Tuesday, April 30, 2019

Remembering Marilyn Monroe

       In a world increasingly fascinated with sexuality, Norma Jeane Mortenson must be rightfully credited as one of the first women to break such barriers.  More famously known as Marilyn Monroe, many historians and biographers look at her life with pity; she suffered a lot of exploitation at the hands of directors, husbands, and affairs.  But who was she?  I want to celebrate her life today.
       Monroe grew up with many shortcomings: she lived for the majority of her youth in the foster care system and first wed at 16 years old.  Prior to her movie career, Monroe actually responded to the Rosie the Riveter posters, working in a radio plane factory towards the war effort.  She met someone there who would start her modeling career, as her beauty was enough to get many jobs.  Shortly after, she took on some minor film roles before resigning with Twentieth-Century Fox and becoming a more prominent figure in the industry.  Her roles were relatively similar: she played the "dumb blonde" or the sexy star.  Her sex appeal would bring her images to the front covers of Playboy editions, further solidifying her public perception.

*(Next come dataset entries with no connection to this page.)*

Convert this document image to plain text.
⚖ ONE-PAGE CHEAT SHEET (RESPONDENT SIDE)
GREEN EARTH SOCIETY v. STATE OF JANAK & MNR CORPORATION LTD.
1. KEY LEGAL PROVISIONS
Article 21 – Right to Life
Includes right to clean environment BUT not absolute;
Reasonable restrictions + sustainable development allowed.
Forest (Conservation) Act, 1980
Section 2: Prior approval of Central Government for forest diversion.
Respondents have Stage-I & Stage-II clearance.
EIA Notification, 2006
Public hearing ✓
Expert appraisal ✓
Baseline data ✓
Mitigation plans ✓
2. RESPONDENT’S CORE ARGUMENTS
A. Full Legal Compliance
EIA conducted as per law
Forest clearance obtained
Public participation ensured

       As many Hollywood actors disappointedly face today, Monroe had become a typecast, upsetting her.  Perhaps also a result of a difficult childhood, and her image and gender leading to men throwing her around (not that it was her fault in any way that some men are scum), Monroe suffered from depression, anxiety, and subsequent substance abuse.  To cry for her feels wrong, however.  Monroe was repeatedly noted to find herself angry or disappointed because people treated her like some thing, on whose life they were entitled to an opinion, that they knew who she was because all dumb blondes and sex icons were the same.  She did not want to be analyzed as some manifestation of sexuality's controversy in that era... but perhaps that is me analyzing her desires, so bad on me.  Marilyn Monroe would die of barbiturate overdose.  It's true, her death represents the tragic result of the problematic gender roles perpetuated by the patriarchal society of the late twentieth century.  But I think that more importantly, when we remember Norma Jeane Mortenson, we need to recall all that she was able to do, embracing her sexuality because she loved it, even if her audience thought to define her by it.
        She was a sex icon, and that's pretty epic.  Yet, above it all, and perhaps because of it, especially in that era, she was a role model.